Может быть, я бы не воспринимал всю эту ситуацию так болезненно, если бы не существовало той — второй, возвышенной стороны моей жизни. Что значили все мои высокие рассуждения, все мои мечты и помыслы, если я оказывался так беспомощен перед грубой и низменной силой? А Юля? Какими бы глазами она взглянула на меня, узнай о моем постоянном страхе и унижении?.. И так уже мне казалось: я постоянно ношу на своем лице след от липкой, потной ладони…

Помните, Лена, я вас в тот вечер по  с в о и м  улицам водил? Я ведь нарочно проверить хотел — думал: прошло, забылось. А оказывается, нет, какое там — забылось! Живо, все живо… Да, может быть, вам и неинтересно слушать? — спохватился вдруг Гурьянов. — Может быть, замучил я вас?

— Нет, что вы! — сказала Леночка. — Я очень хорошо вас понимаю. Вы так рассказываете, что мне кажется — будто со мной это было…
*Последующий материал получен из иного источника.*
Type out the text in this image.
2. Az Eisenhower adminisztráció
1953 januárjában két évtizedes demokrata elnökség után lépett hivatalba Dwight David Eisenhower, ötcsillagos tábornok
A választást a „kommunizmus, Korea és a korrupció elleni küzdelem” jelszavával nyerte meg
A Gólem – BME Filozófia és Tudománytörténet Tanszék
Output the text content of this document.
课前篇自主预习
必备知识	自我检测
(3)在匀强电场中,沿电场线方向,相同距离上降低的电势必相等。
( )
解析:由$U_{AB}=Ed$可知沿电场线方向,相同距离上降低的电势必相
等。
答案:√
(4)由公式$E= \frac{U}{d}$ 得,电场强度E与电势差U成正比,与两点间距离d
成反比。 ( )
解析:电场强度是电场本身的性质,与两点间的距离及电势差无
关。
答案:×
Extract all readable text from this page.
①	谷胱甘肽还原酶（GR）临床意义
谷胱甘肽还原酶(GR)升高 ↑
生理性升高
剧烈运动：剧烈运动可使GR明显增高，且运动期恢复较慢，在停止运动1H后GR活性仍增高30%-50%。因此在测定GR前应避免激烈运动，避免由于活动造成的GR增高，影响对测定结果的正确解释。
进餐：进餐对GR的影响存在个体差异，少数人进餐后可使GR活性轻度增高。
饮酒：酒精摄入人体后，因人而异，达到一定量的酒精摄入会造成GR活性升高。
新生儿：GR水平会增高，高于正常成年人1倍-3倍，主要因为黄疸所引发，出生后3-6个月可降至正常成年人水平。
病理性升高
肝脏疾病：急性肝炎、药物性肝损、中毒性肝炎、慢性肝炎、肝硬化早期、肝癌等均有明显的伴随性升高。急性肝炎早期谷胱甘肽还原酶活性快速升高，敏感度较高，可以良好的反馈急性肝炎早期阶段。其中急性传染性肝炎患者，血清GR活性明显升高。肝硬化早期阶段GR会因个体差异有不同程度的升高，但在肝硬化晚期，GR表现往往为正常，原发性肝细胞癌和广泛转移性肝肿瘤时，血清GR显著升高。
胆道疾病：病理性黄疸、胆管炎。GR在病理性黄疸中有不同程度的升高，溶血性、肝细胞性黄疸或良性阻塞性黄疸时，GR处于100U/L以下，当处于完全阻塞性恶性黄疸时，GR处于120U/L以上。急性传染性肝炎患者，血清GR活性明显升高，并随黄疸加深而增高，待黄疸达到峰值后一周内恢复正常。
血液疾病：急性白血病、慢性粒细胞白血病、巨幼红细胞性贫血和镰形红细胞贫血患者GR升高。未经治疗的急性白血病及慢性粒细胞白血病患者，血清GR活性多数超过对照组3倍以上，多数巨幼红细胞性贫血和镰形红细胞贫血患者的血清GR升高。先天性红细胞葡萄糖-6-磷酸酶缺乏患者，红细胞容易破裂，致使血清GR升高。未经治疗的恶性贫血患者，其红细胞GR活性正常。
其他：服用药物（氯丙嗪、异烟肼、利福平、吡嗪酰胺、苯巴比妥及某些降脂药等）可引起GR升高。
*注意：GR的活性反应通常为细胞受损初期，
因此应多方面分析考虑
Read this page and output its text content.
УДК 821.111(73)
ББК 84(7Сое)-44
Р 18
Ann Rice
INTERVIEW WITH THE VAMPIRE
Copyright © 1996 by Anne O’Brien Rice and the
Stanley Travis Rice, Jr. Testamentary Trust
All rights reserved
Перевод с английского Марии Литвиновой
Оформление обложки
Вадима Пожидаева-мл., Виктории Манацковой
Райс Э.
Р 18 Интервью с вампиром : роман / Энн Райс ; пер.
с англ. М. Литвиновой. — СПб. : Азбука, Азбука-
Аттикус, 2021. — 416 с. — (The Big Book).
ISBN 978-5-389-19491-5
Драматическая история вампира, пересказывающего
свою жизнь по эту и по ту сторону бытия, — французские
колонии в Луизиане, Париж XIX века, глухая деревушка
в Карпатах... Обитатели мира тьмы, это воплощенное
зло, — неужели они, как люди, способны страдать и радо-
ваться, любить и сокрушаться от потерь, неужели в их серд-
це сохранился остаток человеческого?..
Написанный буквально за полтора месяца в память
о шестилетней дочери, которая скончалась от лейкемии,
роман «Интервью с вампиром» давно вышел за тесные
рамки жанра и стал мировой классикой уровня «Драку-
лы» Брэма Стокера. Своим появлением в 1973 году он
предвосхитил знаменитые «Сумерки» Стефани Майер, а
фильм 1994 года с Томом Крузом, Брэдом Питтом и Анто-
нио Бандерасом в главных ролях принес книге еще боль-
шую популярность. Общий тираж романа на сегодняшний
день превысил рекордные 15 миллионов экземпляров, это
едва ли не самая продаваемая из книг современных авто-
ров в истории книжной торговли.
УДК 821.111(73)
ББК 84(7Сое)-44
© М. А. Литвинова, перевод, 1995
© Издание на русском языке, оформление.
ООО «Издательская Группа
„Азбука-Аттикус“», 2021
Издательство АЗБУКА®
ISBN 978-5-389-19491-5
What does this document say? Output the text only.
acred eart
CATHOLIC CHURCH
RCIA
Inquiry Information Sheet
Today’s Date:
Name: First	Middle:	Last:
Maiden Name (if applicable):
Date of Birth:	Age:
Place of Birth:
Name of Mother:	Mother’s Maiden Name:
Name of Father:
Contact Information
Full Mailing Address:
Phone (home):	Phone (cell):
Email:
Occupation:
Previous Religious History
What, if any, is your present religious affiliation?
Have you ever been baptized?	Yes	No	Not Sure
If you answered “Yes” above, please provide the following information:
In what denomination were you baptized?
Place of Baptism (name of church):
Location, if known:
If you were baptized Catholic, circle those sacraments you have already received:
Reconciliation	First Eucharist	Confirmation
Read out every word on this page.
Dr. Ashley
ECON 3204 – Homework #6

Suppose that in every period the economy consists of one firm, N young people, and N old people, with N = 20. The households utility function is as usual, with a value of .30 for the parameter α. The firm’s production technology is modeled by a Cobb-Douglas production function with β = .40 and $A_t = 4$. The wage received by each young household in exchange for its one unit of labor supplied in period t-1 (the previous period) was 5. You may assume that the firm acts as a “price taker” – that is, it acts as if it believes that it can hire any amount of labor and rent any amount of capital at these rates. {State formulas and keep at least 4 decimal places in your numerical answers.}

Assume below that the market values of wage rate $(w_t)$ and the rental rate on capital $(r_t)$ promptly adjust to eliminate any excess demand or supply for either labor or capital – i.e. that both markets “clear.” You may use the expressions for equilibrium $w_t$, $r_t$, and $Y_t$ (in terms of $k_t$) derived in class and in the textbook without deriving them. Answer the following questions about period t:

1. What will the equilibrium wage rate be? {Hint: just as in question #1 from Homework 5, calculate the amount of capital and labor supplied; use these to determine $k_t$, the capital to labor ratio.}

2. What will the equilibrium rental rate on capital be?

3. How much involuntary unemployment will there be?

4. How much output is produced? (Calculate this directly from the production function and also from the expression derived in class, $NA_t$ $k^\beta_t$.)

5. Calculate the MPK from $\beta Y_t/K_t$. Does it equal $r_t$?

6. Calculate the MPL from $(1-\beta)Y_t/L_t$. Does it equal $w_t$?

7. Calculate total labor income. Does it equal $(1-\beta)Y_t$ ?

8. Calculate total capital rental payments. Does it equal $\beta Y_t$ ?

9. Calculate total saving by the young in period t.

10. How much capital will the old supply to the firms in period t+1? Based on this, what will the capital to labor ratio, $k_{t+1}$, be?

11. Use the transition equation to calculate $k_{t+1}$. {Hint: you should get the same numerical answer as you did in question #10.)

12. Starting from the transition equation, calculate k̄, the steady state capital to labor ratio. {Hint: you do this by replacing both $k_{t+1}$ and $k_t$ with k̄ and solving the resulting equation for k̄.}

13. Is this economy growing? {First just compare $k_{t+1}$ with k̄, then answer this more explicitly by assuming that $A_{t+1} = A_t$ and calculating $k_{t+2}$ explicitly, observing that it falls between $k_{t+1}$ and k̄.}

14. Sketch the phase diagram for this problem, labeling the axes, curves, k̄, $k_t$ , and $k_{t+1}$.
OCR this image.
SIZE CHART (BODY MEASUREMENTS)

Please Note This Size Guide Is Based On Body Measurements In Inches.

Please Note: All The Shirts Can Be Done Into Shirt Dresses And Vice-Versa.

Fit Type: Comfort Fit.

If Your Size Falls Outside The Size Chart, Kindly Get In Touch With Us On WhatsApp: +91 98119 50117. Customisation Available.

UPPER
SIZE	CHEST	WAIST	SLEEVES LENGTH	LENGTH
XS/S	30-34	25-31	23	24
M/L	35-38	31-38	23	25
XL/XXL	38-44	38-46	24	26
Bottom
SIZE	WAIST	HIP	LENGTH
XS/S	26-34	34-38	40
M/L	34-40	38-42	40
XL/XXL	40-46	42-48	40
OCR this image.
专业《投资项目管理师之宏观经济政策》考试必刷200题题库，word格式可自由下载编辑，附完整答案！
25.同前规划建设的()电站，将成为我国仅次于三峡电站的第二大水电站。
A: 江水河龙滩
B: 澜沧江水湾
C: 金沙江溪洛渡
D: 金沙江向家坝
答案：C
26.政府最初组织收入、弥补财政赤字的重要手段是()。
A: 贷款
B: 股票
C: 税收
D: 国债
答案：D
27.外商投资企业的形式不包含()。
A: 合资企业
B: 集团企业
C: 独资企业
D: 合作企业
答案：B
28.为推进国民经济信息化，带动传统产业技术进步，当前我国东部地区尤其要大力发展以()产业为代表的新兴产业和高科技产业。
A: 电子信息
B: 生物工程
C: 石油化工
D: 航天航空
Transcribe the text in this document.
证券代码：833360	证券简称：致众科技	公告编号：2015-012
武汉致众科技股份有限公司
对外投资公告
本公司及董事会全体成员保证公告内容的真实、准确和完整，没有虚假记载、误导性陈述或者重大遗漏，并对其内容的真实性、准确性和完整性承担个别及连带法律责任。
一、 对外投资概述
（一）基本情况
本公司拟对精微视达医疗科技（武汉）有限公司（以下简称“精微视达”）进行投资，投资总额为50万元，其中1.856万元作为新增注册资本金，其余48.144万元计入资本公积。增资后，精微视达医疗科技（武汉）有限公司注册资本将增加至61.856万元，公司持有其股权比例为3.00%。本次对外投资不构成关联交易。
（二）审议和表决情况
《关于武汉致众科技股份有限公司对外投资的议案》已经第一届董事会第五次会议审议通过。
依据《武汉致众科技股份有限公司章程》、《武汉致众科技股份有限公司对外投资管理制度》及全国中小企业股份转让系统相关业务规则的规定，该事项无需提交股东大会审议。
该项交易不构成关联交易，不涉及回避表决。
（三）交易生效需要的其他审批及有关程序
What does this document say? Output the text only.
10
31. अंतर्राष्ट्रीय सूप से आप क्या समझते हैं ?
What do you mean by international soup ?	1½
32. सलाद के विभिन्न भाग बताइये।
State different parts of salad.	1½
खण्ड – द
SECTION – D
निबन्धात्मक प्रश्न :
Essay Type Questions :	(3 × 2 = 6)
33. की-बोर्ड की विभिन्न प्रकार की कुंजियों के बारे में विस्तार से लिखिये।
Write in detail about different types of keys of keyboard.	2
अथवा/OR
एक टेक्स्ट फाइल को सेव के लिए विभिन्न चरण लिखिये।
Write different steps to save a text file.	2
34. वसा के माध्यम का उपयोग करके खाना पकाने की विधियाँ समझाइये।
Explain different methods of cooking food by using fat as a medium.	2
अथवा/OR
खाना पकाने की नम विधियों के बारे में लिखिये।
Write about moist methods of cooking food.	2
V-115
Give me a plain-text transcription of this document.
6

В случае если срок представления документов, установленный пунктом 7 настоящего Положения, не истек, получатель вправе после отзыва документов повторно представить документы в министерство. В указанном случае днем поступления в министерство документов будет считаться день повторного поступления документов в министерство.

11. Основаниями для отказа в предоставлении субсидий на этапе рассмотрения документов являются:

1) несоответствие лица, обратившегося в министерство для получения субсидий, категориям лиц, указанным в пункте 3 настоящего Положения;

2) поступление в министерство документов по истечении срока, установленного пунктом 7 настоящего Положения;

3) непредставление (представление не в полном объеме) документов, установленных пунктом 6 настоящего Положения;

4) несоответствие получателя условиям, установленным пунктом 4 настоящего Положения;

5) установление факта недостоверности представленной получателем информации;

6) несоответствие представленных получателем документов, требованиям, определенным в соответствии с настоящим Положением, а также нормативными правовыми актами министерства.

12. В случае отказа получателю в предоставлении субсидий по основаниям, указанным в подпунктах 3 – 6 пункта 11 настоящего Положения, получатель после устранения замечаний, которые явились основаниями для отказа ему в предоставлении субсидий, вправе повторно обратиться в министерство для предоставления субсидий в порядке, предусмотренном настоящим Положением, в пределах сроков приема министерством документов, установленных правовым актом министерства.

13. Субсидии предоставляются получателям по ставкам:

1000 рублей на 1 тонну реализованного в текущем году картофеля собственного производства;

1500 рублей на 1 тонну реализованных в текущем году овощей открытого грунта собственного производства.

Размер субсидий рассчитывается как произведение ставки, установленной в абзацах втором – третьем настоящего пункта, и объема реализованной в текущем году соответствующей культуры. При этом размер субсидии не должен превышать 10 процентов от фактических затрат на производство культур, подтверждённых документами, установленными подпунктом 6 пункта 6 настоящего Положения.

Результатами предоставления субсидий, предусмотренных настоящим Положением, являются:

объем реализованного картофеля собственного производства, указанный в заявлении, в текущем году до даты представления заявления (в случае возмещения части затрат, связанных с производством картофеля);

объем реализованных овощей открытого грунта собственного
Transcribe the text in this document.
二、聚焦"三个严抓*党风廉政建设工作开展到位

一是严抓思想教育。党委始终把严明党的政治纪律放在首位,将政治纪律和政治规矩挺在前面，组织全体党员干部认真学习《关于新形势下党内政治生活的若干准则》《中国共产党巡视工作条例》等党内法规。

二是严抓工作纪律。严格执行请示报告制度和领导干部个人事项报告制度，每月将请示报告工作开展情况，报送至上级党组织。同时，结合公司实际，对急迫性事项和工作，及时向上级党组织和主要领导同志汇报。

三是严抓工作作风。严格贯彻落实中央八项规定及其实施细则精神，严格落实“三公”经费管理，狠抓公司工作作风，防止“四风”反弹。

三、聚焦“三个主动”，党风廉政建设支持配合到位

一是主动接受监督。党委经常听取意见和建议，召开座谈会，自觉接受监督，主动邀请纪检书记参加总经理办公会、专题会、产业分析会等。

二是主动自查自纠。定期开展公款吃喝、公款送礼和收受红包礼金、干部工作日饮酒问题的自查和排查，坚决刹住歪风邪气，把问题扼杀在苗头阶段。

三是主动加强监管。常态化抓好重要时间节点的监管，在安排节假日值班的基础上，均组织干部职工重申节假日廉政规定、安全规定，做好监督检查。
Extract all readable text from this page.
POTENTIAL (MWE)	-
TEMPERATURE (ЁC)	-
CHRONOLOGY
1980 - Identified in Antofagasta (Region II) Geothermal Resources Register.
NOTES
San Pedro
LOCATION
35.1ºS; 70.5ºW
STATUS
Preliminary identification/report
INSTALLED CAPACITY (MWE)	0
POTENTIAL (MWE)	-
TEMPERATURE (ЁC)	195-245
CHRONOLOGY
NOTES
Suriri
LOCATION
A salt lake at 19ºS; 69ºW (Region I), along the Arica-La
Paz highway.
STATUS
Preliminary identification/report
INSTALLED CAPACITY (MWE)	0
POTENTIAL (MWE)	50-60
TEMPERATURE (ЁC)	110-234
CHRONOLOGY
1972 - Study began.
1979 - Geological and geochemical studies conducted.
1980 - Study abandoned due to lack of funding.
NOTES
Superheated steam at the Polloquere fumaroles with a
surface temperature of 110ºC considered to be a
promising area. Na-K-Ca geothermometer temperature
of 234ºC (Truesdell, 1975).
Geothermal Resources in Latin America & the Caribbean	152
— А тут еще в моей жизни произошло из ряда вон выходящее событие. Юля сказала, что придет ко мне в гости. Теперь-то я понимаю: хотя я и был тогда уверен, что очень искусно маскирую свои чувства, Юля, конечно, давно уже догадывалась о них. И мое молчаливое преклонение перед ней, моя верность, вероятно, не могли не вызвать у нее если не ответного чувства, то, по крайней мере, интереса ко мне. Не помню уже, какой нашелся предлог, только слово было произнесено, время назначено: понедельник, семь часов вечера. Что испытал, что пережил я в тот день! Я стоял у окна нашей комнаты и молил судьбу, чтобы Мыла и его шайки не оказалось в подворотне в тот момент, когда Юля пойдет ко мне. Но я знал: они там. Мне не было видно их, но голоса их, смех отчетливо доносились до меня. Да если бы я даже не слышал этого смеха, я бы все равно ощутил, почувствовал их присутствие — так напряжено было все мое существо. Стрелка приближалась к семи. Сердце мое разрывалось — я не знал, что делать. Конечно, мне следовало встретить Юлю. При одной только мысли, что она, как сквозь строй, будет вынуждена пройти через эту подворотню, мне становилось не по себе. И в то же время — чем я мог помочь ей? Выйди я сейчас на улицу, окажись рядом с Юлей в этой подворотне, и Мыло не упустит возможности сделать какую-нибудь гнусность. Нет, не драки я боялся, не кулаков их, не боли и крови — все это я перенес бы, вытерпел бы. Я боялся быть гадко оскорбленным в присутствии Юли, беспомощности своей боялся…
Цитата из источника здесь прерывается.